5) OK Computer, Radiohead
Voilà pour moi un album brillant qui vient s’inscrire, d’une certaine manière et bien des années plus tard, dans la lignée des albums cités précédemment. Comme si Thom Yorke, chanteur et auteur-compositeur principal du groupe, avait su rassembler dans un même projet, King Crimson, Genesis, Blondie, Joy Division et Bauhaus. Une sorte de groupe progressif contemporain qui aurait écouté du punk et lu beaucoup de poésie.
Un album génial où l’on boucle sa ceinture et partons à l’aventure pour près de 54 minutes sans interruption. Mon préféré du groupe qui, pourtant, compte beaucoup de très bonnes pièces et de très bons albums. Mais celui-ci est un des plus équilibrés et aussi, il est lumineux en comparaison avec certains bijoux, mais relativement déprimants, de Thom Yorke en solo.
Par ce top 5, j’ai tenté et réussi, je crois, à donner un aperçu réel des albums qui, dans ma discothèque, traversent les années et restent toujours sur le dessus de la pile. J’ai besoin de ces albums, tout autant que j’ai besoin, parfois, de Tom Waits, de Simon and Garfunkel, de Supertramp, de John Coltrane, de Robert Charlebois, de Frank Zappa, de Voïvod ou de Joni Mitchell.
Sylvain Turner
Chroniqueur à CIBL, romancier et poète
Sylvain Turner est poète, romancier et chroniqueur à l’émission Libraire de force. Il s’est illustré avec la publication d’In extremis, finaliste au Prix d’excellence de la poésie 2023 de La Métropole. En mémoire des filles, son premier roman, publié aux Éditions Mains libres, s’est
mérité un excellent accueil critique.
1-Screaming for vengeance de Judas Priest
Véritable chef-d’œuvre du heavy métal, cet album sorti en 1982 est génial du début à la fin. Rob Halford, l’une des plus grandes voix du rock, était alors au sommet de son art, alors que les guitaristes K.K. Downing et Glenn Tipton atteignaient un rare degré de perfection dans leur jeu.

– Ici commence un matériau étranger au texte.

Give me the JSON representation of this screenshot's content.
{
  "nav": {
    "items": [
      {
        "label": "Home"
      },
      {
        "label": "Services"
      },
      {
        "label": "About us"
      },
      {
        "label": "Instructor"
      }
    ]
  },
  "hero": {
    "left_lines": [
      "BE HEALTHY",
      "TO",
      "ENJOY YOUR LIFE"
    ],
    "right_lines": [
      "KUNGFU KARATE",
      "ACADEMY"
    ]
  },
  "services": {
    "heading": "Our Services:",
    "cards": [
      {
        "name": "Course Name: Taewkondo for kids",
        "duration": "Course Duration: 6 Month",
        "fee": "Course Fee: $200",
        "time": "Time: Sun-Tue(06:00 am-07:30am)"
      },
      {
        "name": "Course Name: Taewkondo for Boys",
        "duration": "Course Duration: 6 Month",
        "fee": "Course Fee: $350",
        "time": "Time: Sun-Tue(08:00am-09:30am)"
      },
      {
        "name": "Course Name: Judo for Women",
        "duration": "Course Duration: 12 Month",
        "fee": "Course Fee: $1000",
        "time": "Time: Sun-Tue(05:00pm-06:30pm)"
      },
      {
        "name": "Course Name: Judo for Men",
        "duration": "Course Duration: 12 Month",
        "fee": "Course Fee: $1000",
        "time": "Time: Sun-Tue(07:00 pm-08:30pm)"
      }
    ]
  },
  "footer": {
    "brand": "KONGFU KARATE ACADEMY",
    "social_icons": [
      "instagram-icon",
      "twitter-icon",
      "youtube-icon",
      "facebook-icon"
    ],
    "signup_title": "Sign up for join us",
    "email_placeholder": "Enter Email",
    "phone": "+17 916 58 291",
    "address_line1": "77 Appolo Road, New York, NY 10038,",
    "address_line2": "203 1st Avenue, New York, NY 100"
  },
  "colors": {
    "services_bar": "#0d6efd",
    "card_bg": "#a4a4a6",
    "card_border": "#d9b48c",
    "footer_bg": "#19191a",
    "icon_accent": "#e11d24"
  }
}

Ian Hill à la basse et Dave Holland à la batterie excellaient, eux aussi. J’écoute encore les pièces You’ve Got Another Thing Comin, Fever et (Take These) Chains avec ravissement, plus de quatre décennies après la sortie de cet album.
2-Diary of a Madman d’Ozzy Osbourne
Deuxième album de l’ancien chanteur de Black Sabbath, Diary of a Madman est un véritable bijou, notamment grâce au brio de Randy Rhoads, ce virtuose de la guitare, victime quelques mois après la sortie de l’album d’un crash d’avion à l’âge rock and roll de 27 ans. Le néoclassicisme de plusieurs chansons de cet album, notamment de la pièce titre, a contribué à lui donner l’aura d’un classique dès sa sortie.
3-Shout at the Devil de Mötley Crüe
C’était l’album qu’on écoutait le plus, ma gang de rockeurs et moi, à l’époque de nos études secondaires. Les textes des chansons comme Bastard, Too Young to Fall in Love et Red Hot composaient la trame sonore de notre adolescence, marquée par la découverte de la sexualité, de la drogue et de l’alcool. Mötley Crüe, c’était le KISS de notre génération, et je n’ai qu’à écouter cet album pour avoir de nouveau 17 ans, un âge où on n’est pas sérieux, écrivait Rimbaud, mais où on est extrêmement vivant!
4-¿Dónde jugarán las niñas? de Molotov
Premier opus du groupe mexicain Molotov, ¿Dónde jugarán las niñas? a permis à ce groupe de musiciens multi instrumentistes de connaître la gloire, partout en Amérique latine. Molotov nous offre un rock provocateur, irrévérencieux, aux sonorités parfois kitsch, parfois groovy, souvent soul, mais toujours efficace. Cet album s’est mérité le Grammy Latino dans la catégorie Meilleur album rock latino alternatif en 1998, en plus d’être louangé par le magazine Rolling Stone, entre autres.
5- No 2 de Bernard Adamus
J’ai hésité entre Brun et No 2, ces albums que je ne me lasse pas d’écouter. Sur No 2, des pièces comme Fulton Road, 2176 et Le scotch goûte le vent m’émeuvent et m’enchantent à la fois. Il y a quelque chose de profondément québécois chez Adamus, une authenticité qui traverse toute son œuvre. Celle-ci s’illustre par ailleurs par sa grande richesse poétique, un plus pour le poète que je suis.
Emmanuel Deraps
Poète. Il vient de faire paraître Dans l’intime duvet de la disparition, éditions Poètes de brousse
Il aime aussi ces albums : Where Owls Know My Name (2018), de Rivers of Nihil et The Enduring Spirit (2023), de Tomb Mold; les deux pour leur brutalité, tout en restant dans un esprit progressif, avec un usage savoureux de saxophone, tout en complexité.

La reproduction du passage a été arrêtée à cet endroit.